Già che si parla di passato, sarebbe curioso sapere in che anno della storia del rock i nostri interlocutori vorrebbero essere riportati, con una macchina del tempo a disposizione. Parte Benson: “È dura, ci sono così tante cose buone… ma potrei andare nel 1974 o nel 1975 (visto? - ndr). Un sacco di cose fighe stavano succedendo, il rock stava cambiando molto, stava diventando un po’ più strano, più bizzarro. Il glam, il punk che stava covando… un epoca di cambiamento, eccitante.” Lawrence è sintetico come al solito, e se la ride (“Andrei indietro al 1962, così potrei rubare ai Beatles tutte le loro canzoni!”) mentre White è sintetico e basta, ma la sa lunga (“Sceglierei il 1954, a Memphis. Alle radici di qualcosa che stava per esplodere”). Diplomatico ma a ragione, infine, Keeler: “Sceglierei il presente, perché possiamo beneficiare della storia, guardare indietro e ascoltare un sacco di roba interessante. Il primo blues, il primo bluegrass, il folk… possiamo vedere come si sono sviluppati.”
Già che si parla di presente, allora, sarebbe curioso sapere che musica piace ai nostri interlocutori al momento. E i quattro si dimostrano eclettici il giusto, in bilico tra sopra e sottosuolo, saltando da Andrew Bird (Benson) a Antony And The Johnsons, Arctic Monkeys e Peechees (White). Keeler confessa di adorare i fantastici Dungen, e tra le risate degli altri di essersi recentemente appassionato ai Queens Of The Stone Age “un po’ in ritardo”. Lawrence racconta come una delle sue canzoni preferite, attualmente, sia Lullaby of the Leaves di Al Bowlly, cantante pop e swing popolarissimo in Gran Bretagna negli anni ’30. E come l’ultimo cd acquistato sia il nuovo degli Yeah Yeah Yeahs.

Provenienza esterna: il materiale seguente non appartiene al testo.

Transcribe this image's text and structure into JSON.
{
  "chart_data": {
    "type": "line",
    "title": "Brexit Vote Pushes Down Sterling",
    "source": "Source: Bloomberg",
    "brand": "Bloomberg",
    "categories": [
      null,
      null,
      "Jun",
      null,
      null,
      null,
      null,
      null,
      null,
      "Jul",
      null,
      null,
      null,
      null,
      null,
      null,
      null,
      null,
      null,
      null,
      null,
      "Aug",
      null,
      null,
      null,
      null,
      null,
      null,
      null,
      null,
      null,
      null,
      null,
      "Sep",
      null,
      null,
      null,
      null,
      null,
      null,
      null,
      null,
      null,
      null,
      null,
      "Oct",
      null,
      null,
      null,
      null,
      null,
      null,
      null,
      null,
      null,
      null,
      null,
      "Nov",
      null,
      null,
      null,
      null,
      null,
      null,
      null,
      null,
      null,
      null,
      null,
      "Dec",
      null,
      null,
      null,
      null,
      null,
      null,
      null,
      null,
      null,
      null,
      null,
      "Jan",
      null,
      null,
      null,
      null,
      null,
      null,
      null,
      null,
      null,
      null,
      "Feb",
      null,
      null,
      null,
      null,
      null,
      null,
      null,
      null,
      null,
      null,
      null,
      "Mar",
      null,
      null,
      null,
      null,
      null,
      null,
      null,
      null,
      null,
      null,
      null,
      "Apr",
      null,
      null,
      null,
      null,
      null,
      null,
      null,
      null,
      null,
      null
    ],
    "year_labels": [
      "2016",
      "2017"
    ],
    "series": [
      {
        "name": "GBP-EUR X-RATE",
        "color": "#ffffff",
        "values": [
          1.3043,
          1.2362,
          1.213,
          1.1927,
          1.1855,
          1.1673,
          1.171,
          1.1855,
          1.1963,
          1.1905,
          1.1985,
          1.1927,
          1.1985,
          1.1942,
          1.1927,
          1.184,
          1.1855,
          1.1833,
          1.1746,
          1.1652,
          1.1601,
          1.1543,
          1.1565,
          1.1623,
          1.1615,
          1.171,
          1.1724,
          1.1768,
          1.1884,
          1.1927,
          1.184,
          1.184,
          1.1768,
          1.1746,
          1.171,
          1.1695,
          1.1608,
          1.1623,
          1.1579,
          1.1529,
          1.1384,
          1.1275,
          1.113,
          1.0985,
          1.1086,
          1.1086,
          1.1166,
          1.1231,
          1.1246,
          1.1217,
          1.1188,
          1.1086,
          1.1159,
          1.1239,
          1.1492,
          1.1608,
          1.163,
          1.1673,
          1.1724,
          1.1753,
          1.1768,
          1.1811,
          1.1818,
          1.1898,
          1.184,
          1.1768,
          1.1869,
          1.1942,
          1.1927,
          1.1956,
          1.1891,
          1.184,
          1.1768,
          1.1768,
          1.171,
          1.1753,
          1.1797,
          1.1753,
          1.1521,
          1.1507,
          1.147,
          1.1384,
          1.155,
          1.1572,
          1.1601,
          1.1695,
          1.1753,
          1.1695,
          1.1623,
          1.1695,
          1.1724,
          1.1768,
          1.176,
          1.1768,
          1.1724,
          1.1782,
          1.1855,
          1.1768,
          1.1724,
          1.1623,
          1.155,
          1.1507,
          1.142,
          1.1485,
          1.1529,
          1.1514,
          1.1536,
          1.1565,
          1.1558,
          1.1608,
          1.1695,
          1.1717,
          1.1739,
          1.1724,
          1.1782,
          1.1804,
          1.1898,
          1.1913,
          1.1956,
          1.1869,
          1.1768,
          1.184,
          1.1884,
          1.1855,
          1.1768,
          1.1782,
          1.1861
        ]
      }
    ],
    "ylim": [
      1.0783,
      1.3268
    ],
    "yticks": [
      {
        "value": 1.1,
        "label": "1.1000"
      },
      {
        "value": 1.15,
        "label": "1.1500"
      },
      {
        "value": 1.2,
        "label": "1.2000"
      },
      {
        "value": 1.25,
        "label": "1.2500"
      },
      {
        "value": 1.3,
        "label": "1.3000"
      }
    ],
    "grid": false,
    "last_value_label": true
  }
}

Resta poco tempo. Quanto basta per informarsi sulla denominazione del gruppo (White: “Ho letto un articolo su questo Mike Wallace, un giornalista televisivo americano, in cui veniva chiamato raconteur. Ho pensato che suonasse bene per un gruppo. Suonare e scrivere canzoni è come raccontare storie, e un raconteur è qualcuno bravo a raccontare storie. Ogni canzone è una storia, anche uno strumentale, e raccontarle è parte del lavoro del musicista itinerante. Che è quello che noi siamo”) e su un futuro prossimo che vede il 2006 interamente dedicato da tutti alla nuova band, ma senza abbandonare i rispettivi progetti e senza troppa paura dell’eventualità che questa esperienza li superi in grandezza ed importanza (Benson: “Spero che succeda!”). Il botto dell’ultimissimo minuto ci scoppia in tasca: della curva romanista che canta in coro il riff di Seven Nation Army Jack già sa, ed apprezza molto divertito. Se qualcuno volesse portarlo all’Olimpico la prossima volta, ci avverta per tempo.